The whole point of sexual reproduction is that successful organisms pass their (theoretically successful) genes to the offspring instead of aimlessly mutating like bacteria. But when they do, they already lose 50% of their genes in a created egg/sperm, and if there were 3 distinct sexes the gametes would lose 66% of genes, making this variant of natural selection kinda pointless. But, just for fun, what possibilities could there be?
1) Maybe there'd be two distinct kinds of males with advantages in different characteristics, like physical strength and intellect, and conception requires both of them?
2) Bees already have a basically 3-sex system with queens, male drones, and infertile female workers.
3) Jellyfish have an alternating reproductive cycle where one attaches itself to a rock, becomes a polyp and reproduces asexually, and then these created jellyfish breed the regular way. I guess, that's more of a life stage than a separate sex.
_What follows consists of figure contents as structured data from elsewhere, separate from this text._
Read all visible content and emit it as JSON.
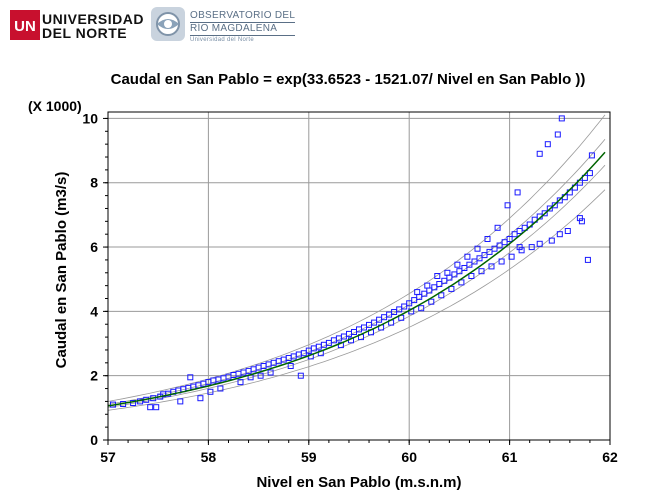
{
  "header": {
    "university": {
      "mark": "UN",
      "line1": "UNIVERSIDAD",
      "line2": "DEL NORTE"
    },
    "observatory": {
      "line1": "OBSERVATORIO DEL",
      "line2": "RÍO MAGDALENA",
      "line3": "Universidad del Norte"
    }
  },
  "chart_data": {
    "type": "scatter",
    "title": "Caudal en San Pablo = exp(33.6523 - 1521.07/  Nivel en San Pablo ))",
    "xlabel": "Nivel en San Pablo   (m.s.n.m)",
    "ylabel": "Caudal en  San Pablo  (m3/s)",
    "y_multiplier_label": "(X 1000)",
    "xlim": [
      57,
      62
    ],
    "ylim": [
      0,
      10.2
    ],
    "x_ticks": [
      57,
      58,
      59,
      60,
      61,
      62
    ],
    "y_ticks": [
      0,
      2,
      4,
      6,
      8,
      10
    ],
    "x_tick_labels": [
      "57",
      "58",
      "59",
      "60",
      "61",
      "62"
    ],
    "y_tick_labels": [
      "0",
      "2",
      "4",
      "6",
      "8",
      "10"
    ],
    "grid": true,
    "model": {
      "a": 33.6523,
      "b": 1521.07,
      "y_unit_divisor": 1000
    },
    "bands": {
      "inner_factor": 0.045,
      "outer_factor": 0.13
    },
    "colors": {
      "points": "#1a1aff",
      "fit": "#006400",
      "bands": "#9a9a9a",
      "grid": "#9a9a9a"
    },
    "series": [
      {
        "name": "",
        "role": "observations",
        "points": [
          [
            57.05,
            1.1
          ],
          [
            57.15,
            1.12
          ],
          [
            57.25,
            1.15
          ],
          [
            57.32,
            1.2
          ],
          [
            57.38,
            1.25
          ],
          [
            57.42,
            1.02
          ],
          [
            57.45,
            1.3
          ],
          [
            57.48,
            1.02
          ],
          [
            57.52,
            1.35
          ],
          [
            57.55,
            1.42
          ],
          [
            57.6,
            1.44
          ],
          [
            57.65,
            1.5
          ],
          [
            57.7,
            1.54
          ],
          [
            57.72,
            1.2
          ],
          [
            57.75,
            1.58
          ],
          [
            57.8,
            1.62
          ],
          [
            57.82,
            1.95
          ],
          [
            57.85,
            1.66
          ],
          [
            57.9,
            1.7
          ],
          [
            57.92,
            1.3
          ],
          [
            57.95,
            1.75
          ],
          [
            58.0,
            1.8
          ],
          [
            58.02,
            1.5
          ],
          [
            58.05,
            1.85
          ],
          [
            58.1,
            1.88
          ],
          [
            58.12,
            1.6
          ],
          [
            58.15,
            1.92
          ],
          [
            58.2,
            1.97
          ],
          [
            58.25,
            2.02
          ],
          [
            58.3,
            2.06
          ],
          [
            58.32,
            1.8
          ],
          [
            58.35,
            2.1
          ],
          [
            58.4,
            2.15
          ],
          [
            58.42,
            1.95
          ],
          [
            58.45,
            2.2
          ],
          [
            58.5,
            2.25
          ],
          [
            58.52,
            2.0
          ],
          [
            58.55,
            2.3
          ],
          [
            58.6,
            2.35
          ],
          [
            58.62,
            2.1
          ],
          [
            58.65,
            2.4
          ],
          [
            58.7,
            2.45
          ],
          [
            58.75,
            2.5
          ],
          [
            58.8,
            2.55
          ],
          [
            58.82,
            2.3
          ],
          [
            58.85,
            2.6
          ],
          [
            58.9,
            2.66
          ],
          [
            58.92,
            2.0
          ],
          [
            58.95,
            2.7
          ],
          [
            59.0,
            2.78
          ],
          [
            59.02,
            2.6
          ],
          [
            59.05,
            2.85
          ],
          [
            59.1,
            2.9
          ],
          [
            59.12,
            2.7
          ],
          [
            59.15,
            2.96
          ],
          [
            59.2,
            3.02
          ],
          [
            59.25,
            3.1
          ],
          [
            59.3,
            3.16
          ],
          [
            59.32,
            2.95
          ],
          [
            59.35,
            3.22
          ],
          [
            59.4,
            3.3
          ],
          [
            59.42,
            3.1
          ],
          [
            59.45,
            3.36
          ],
          [
            59.5,
            3.44
          ],
          [
            59.52,
            3.2
          ],
          [
            59.55,
            3.5
          ],
          [
            59.6,
            3.58
          ],
          [
            59.62,
            3.35
          ],
          [
            59.65,
            3.65
          ],
          [
            59.7,
            3.74
          ],
          [
            59.72,
            3.5
          ],
          [
            59.75,
            3.82
          ],
          [
            59.8,
            3.9
          ],
          [
            59.82,
            3.65
          ],
          [
            59.85,
            3.98
          ],
          [
            59.9,
            4.06
          ],
          [
            59.92,
            3.8
          ],
          [
            59.95,
            4.15
          ],
          [
            60.0,
            4.25
          ],
          [
            60.02,
            4.0
          ],
          [
            60.05,
            4.35
          ],
          [
            60.08,
            4.6
          ],
          [
            60.1,
            4.45
          ],
          [
            60.12,
            4.1
          ],
          [
            60.15,
            4.55
          ],
          [
            60.18,
            4.8
          ],
          [
            60.2,
            4.65
          ],
          [
            60.22,
            4.3
          ],
          [
            60.25,
            4.75
          ],
          [
            60.28,
            5.1
          ],
          [
            60.3,
            4.85
          ],
          [
            60.32,
            4.5
          ],
          [
            60.35,
            4.95
          ],
          [
            60.38,
            5.2
          ],
          [
            60.4,
            5.05
          ],
          [
            60.42,
            4.7
          ],
          [
            60.45,
            5.15
          ],
          [
            60.48,
            5.45
          ],
          [
            60.5,
            5.25
          ],
          [
            60.52,
            4.9
          ],
          [
            60.55,
            5.35
          ],
          [
            60.58,
            5.7
          ],
          [
            60.6,
            5.45
          ],
          [
            60.62,
            5.1
          ],
          [
            60.65,
            5.55
          ],
          [
            60.68,
            5.95
          ],
          [
            60.7,
            5.65
          ],
          [
            60.72,
            5.25
          ],
          [
            60.75,
            5.75
          ],
          [
            60.78,
            6.25
          ],
          [
            60.8,
            5.85
          ],
          [
            60.82,
            5.4
          ],
          [
            60.85,
            5.95
          ],
          [
            60.88,
            6.6
          ],
          [
            60.9,
            6.05
          ],
          [
            60.92,
            5.55
          ],
          [
            60.95,
            6.15
          ],
          [
            60.98,
            7.3
          ],
          [
            61.0,
            6.25
          ],
          [
            61.02,
            5.7
          ],
          [
            61.05,
            6.4
          ],
          [
            61.08,
            7.7
          ],
          [
            61.1,
            6.5
          ],
          [
            61.12,
            5.9
          ],
          [
            61.15,
            6.6
          ],
          [
            61.2,
            6.7
          ],
          [
            61.22,
            6.0
          ],
          [
            61.25,
            6.85
          ],
          [
            61.3,
            8.9
          ],
          [
            61.3,
            6.95
          ],
          [
            61.35,
            7.05
          ],
          [
            61.38,
            9.2
          ],
          [
            61.4,
            7.2
          ],
          [
            61.42,
            6.2
          ],
          [
            61.45,
            7.3
          ],
          [
            61.48,
            9.5
          ],
          [
            61.5,
            7.45
          ],
          [
            61.52,
            10.0
          ],
          [
            61.55,
            7.55
          ],
          [
            61.58,
            6.5
          ],
          [
            61.6,
            7.7
          ],
          [
            61.65,
            7.85
          ],
          [
            61.7,
            8.0
          ],
          [
            61.72,
            6.8
          ],
          [
            61.75,
            8.15
          ],
          [
            61.78,
            5.6
          ],
          [
            61.8,
            8.3
          ],
          [
            61.82,
            8.85
          ],
          [
            61.1,
            6.0
          ],
          [
            61.3,
            6.1
          ],
          [
            61.5,
            6.4
          ],
          [
            61.7,
            6.9
          ]
        ]
      },
      {
        "name": "",
        "role": "fit-line"
      }
    ]
  }
}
4) Some species have trioecy - males, females and hermaphrodites. It's usually seen as transitionary to a regular male-female system and not very evolutionary stable.
5) Maybe there could be 3 sexes in a way that there's female and male who just create gametes and an infertile that bears the fetus? Can't really think of advantages that this system would have.
6) Similar to point 1, but there maybe could exist a YY male along with XY, but that would mean a significantly reduced female population, and that's not evolutionary viable.